Poniżej: Leyland T45 z wysoką kabiną sypialną (źródło: aronline.co.uk)
No dobrze, ale skoro model T45 był tak nowoczesny, to dlaczego wielu z Was nigdy o nim nie słyszało? Odpowiedzi na to pytanie jest kilka. Po pierwsze, Leyland Roadtrain odniósł względny sukces praktycznie tylko na terenie Wielkiej Brytanii, jako że na kontynencie „wielka siódemka” na dobre rozpoczynała już swoją dominację, a sam Leyland nie miał ani większej ilości serwisów, ani handlowców. Po drugie, Roadtrain szybko okazało się mieć ogromne problemy z rdzą i ogólną jakością wykonania, zdobywając nawet przydomek Roadjoke, co można przetłumaczyć jako „Drogowy żart”. Trzecia rzecz to natomiast fakt, że T45 po prostu nie zdołało uratować marki Leyland i kiedy firmę przejął DAF, produkcję tej ciężarówki dosłownie trzeba było zakończyć. Miało to bowiem miejsce w 1990 roku, krótko po premierze długodystansowego modelu 95, którym Holendrzy zamierzali podbić brytyjski rynek (udało się!), zaś utrzymanie największego Leylanda przy życiu mogłoby w tym tylko przeszkadzać. Choć z drugiej strony DAF nie zabił tego projektu do końca, tworząc pojazd o nazwie DAF 80. Był on wytwarzany w Wielkiej Brytanii między 1990 a 1993 rokiem, jako poprzednik popularnego 85 i oferował kabinę Leylanda wyłącznie w wariancie nisko zawieszonym, łącząc ją z 11,6-litrowym silnikiem DAF-a.
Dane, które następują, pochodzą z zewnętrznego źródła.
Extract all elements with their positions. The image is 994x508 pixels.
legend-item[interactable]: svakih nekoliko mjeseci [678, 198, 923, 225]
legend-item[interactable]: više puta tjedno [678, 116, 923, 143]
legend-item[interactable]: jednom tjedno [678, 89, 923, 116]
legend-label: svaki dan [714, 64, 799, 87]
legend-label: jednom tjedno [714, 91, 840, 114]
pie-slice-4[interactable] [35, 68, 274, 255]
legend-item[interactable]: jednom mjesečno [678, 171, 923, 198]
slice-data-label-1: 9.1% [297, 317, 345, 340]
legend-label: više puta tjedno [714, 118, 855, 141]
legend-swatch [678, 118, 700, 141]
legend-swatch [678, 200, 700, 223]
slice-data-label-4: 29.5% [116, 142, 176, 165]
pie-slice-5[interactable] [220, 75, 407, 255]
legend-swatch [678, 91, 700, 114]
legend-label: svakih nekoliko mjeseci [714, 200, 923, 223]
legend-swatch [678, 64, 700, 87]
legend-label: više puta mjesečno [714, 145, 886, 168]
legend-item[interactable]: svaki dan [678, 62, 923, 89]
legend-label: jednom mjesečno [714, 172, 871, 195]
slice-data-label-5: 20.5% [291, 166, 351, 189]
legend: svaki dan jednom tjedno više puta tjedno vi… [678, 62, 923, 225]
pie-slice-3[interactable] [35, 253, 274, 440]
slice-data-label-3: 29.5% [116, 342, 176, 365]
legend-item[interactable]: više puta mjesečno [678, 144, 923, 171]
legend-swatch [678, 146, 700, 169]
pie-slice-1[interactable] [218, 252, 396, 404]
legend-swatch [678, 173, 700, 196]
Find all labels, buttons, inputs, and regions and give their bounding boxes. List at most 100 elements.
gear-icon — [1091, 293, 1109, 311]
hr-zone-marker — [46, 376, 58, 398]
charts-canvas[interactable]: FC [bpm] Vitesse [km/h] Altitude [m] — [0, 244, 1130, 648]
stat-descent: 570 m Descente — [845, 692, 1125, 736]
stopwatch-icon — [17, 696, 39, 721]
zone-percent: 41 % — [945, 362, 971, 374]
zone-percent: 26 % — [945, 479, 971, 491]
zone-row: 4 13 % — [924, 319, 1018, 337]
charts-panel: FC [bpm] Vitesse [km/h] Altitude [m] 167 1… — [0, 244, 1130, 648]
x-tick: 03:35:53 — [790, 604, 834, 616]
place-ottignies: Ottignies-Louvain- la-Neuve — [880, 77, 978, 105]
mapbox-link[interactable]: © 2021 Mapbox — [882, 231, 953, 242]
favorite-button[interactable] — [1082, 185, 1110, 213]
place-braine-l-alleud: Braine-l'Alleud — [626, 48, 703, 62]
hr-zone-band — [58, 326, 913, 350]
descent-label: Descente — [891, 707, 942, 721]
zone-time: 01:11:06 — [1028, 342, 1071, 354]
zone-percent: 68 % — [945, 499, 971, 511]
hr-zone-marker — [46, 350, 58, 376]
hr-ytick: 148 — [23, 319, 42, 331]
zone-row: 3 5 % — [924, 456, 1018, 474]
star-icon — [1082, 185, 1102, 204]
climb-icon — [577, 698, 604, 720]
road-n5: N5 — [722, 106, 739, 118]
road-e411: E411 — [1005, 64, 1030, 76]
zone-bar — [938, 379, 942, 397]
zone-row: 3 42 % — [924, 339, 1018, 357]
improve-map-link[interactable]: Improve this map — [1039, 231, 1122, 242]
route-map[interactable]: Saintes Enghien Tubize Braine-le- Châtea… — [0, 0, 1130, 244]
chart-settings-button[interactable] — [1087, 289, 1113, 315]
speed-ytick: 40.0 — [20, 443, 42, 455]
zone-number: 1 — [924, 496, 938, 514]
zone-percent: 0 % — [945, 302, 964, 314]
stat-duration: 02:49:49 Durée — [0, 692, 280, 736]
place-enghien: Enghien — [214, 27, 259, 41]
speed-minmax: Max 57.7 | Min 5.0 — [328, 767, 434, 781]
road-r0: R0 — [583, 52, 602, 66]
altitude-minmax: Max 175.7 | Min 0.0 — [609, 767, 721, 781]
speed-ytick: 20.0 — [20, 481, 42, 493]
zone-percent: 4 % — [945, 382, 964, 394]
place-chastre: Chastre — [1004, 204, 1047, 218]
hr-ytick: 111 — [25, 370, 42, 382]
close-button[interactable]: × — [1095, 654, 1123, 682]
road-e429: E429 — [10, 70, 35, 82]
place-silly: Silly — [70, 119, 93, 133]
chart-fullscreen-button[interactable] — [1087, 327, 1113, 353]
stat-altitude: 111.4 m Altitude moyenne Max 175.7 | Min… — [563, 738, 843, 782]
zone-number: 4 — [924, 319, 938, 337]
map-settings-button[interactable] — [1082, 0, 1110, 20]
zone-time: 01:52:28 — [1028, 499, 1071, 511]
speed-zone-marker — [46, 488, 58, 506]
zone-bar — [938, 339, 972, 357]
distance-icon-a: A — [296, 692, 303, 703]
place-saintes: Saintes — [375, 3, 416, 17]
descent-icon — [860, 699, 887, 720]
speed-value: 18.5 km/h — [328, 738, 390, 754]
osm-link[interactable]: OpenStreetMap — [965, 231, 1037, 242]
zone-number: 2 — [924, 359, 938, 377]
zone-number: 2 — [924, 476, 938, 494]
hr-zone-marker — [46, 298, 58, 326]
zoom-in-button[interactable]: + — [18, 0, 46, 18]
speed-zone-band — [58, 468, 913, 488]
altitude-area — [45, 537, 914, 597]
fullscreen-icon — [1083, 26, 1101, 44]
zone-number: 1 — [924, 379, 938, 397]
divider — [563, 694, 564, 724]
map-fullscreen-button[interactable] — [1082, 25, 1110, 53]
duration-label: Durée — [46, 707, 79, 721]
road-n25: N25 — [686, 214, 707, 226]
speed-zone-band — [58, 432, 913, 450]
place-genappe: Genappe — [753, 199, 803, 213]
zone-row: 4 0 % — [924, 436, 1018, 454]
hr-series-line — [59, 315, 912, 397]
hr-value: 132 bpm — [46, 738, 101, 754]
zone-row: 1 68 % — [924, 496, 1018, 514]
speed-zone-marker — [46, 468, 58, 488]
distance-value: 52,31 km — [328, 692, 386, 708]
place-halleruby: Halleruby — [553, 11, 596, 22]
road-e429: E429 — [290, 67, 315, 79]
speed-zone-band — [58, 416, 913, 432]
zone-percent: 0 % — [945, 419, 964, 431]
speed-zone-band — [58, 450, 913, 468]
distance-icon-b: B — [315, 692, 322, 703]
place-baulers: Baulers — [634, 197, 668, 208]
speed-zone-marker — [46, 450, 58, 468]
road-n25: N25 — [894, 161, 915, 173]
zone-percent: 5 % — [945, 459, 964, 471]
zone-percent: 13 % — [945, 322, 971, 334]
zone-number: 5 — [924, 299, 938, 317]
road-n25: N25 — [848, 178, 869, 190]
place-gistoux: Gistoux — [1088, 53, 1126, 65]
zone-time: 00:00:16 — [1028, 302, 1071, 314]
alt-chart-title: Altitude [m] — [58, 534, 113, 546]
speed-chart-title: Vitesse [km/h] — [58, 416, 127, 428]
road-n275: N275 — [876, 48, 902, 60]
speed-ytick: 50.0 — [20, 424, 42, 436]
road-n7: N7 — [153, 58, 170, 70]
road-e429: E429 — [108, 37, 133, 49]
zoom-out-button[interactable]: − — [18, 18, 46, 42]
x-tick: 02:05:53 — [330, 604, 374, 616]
A wiecie dlaczego o tym wszystkim napisałem? Ma to związek z pewnym szczególnym zdjęciem, które widzicie poniżej. Fotografia ta, wykonana w drugiej połowie lat 90-tych, przedstawia Leylanda T45 Roadtrain na polskich tablicach rejestracyjnych, z kierownicą po lewej stronie. Samochód ten przez kilka lat z powodzeniem pracował dla polskiego przewoźnika spod Poznania, trafiając do niego jako pojazd używany. Co więcej, przyjechał on do Polski z Holandii, wraz z drugim egzemplarzem tego modelu, również pracujących w okolicach Poznania. Zdjęcie przekazał mi zaś Czytelnik Bartek, który spędził w tym Leylandzie sporą część dzieciństwa, jako że wspomnianym przewoźnikiem był jego ojciec.